What insights are produced by a unique collaboration among historians, anthropologists, urban planners and community advocates?  Georgetown’s Asian Cities, Urban Settlers (ACUS) project advances new methods in ethnography and oral history to elucidate the formation of spontaneously occupied settlements across Asia’s megacities.  After two years of continued engagement supported by the Georgetown Global Cities Initiative, five articles were published by members of the project  in City and Society v.32 no. 2 (August 2020).

 

The formation and evolution of informal communities are tracked in Tokyo, Saigon/Ho Chi Minh City, Yangon, Manila, Singapore, and Yogyakarta. Exploring the continuous process of settlement, the essays depart from the traditional descriptions of informal and marginal communities.  None of these cases fits into a simple story of migration to cities, bringing new perspectives to the concept of “the right to the city”.  Special attention is paid to lore and language, often neglected amid quantitative urban analysis, as a key determinant in how the dynamics of urban exclusion are reinforced by linguistic decisions. 

 

“These papers came out of an ongoing interdisciplinary collaboration with scholars who know their cities intimately, from the ordinary resident's perspective, as well broadly, from the perspective of the academy. Policymakers call these communities squatters or illegal occupants, but we called them settlers.  These are vibrant communities full of people making their own place in the city and making their own meaningful contributions,” commented ACUS project chair and Georgetown History and Asian Studies professor 

Jordan Sand

 

The articles in order of appearance in City and Society: 

 

Sand, Jordan. “Introduction: Asian Cities and Urban Settlers,” pages 368–74.

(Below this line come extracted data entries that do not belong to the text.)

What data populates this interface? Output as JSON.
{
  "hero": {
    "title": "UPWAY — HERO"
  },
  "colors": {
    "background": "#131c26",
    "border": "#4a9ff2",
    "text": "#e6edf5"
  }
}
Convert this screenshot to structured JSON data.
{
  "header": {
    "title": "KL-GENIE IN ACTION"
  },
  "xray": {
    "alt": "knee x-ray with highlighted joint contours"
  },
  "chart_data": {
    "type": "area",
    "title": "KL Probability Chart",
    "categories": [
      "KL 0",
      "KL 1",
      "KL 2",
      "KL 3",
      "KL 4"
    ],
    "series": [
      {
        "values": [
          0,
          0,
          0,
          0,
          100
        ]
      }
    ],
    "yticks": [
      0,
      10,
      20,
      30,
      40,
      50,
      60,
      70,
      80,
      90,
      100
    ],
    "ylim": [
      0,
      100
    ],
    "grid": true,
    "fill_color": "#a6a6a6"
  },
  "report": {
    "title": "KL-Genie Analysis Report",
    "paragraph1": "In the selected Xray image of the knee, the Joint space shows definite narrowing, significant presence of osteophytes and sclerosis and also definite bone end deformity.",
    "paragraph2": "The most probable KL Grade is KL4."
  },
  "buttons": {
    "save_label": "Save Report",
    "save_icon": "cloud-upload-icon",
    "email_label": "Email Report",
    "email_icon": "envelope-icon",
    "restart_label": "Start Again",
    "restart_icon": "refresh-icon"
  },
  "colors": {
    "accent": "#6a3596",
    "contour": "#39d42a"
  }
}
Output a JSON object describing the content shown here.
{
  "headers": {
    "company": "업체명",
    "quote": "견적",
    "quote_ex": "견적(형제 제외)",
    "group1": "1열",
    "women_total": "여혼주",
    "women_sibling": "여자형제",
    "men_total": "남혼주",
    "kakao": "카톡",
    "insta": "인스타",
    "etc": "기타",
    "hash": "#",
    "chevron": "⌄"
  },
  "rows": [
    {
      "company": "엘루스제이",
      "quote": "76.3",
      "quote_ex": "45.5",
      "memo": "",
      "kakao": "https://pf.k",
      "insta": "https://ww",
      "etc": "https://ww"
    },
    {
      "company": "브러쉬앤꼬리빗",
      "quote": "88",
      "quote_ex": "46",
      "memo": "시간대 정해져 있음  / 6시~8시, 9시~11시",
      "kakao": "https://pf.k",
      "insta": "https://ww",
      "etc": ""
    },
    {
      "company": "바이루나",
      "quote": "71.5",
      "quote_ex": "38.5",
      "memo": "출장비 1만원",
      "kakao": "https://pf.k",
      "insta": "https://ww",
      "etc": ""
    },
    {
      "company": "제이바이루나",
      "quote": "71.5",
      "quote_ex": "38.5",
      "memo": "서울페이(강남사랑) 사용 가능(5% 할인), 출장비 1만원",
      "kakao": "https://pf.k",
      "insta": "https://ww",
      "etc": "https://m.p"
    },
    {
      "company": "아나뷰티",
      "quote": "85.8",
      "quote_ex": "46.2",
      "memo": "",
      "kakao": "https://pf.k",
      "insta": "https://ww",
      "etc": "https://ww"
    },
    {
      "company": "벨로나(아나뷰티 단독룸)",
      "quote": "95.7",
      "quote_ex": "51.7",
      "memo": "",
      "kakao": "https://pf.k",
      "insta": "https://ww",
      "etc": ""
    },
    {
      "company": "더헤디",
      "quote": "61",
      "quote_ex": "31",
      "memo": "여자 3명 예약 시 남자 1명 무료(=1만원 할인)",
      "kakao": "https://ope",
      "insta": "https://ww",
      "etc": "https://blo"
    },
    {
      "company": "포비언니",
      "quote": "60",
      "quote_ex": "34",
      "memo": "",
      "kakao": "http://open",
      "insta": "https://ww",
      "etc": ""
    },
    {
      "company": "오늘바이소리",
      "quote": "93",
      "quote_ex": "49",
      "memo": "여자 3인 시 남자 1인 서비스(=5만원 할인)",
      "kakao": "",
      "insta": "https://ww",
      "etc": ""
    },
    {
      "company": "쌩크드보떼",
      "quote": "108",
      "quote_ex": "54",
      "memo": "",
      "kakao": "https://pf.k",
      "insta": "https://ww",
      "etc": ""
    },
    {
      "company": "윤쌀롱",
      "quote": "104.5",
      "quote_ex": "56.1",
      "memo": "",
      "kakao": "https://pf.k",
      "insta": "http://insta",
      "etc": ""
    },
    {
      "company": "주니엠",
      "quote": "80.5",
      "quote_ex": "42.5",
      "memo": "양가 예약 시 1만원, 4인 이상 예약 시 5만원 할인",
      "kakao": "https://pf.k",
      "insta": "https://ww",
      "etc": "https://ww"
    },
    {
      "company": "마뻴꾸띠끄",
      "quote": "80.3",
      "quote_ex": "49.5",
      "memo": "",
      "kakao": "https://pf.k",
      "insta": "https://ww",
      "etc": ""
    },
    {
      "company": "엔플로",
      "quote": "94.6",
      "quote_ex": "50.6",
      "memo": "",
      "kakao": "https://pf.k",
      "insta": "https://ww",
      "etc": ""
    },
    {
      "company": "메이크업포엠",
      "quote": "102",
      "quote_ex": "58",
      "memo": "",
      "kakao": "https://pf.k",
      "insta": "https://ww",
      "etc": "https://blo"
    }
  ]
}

Winardi, Uji Nugroho. “Gotong Royong and the Transformation of Kampung Ledok Code, Yogyakarta,” pages 375–86. 

Loh, Kah Seng. “Ashen History: Narrating the Fire at the Origin of Modern Singapore,” pages 387–94.

Harms, Erik. “Unsettling Stories of Eviction from the New Saigon,” pages 395–407. 

Pante, Michael D. “Settlements and the Heritage Dilemma in Manila,” pages 408–20. 

Roberts, Jayde Lin. “Displacement, Encroachment and Settlement: Interrogating Kyu in Peri-Urban Yangon,” pages 421–35. 

Mayumi, Mori, and Jordan Sand. “Kasumigaoka Apartments: The People Evicted Twice for the Tokyo Olympics,” pages 436–47.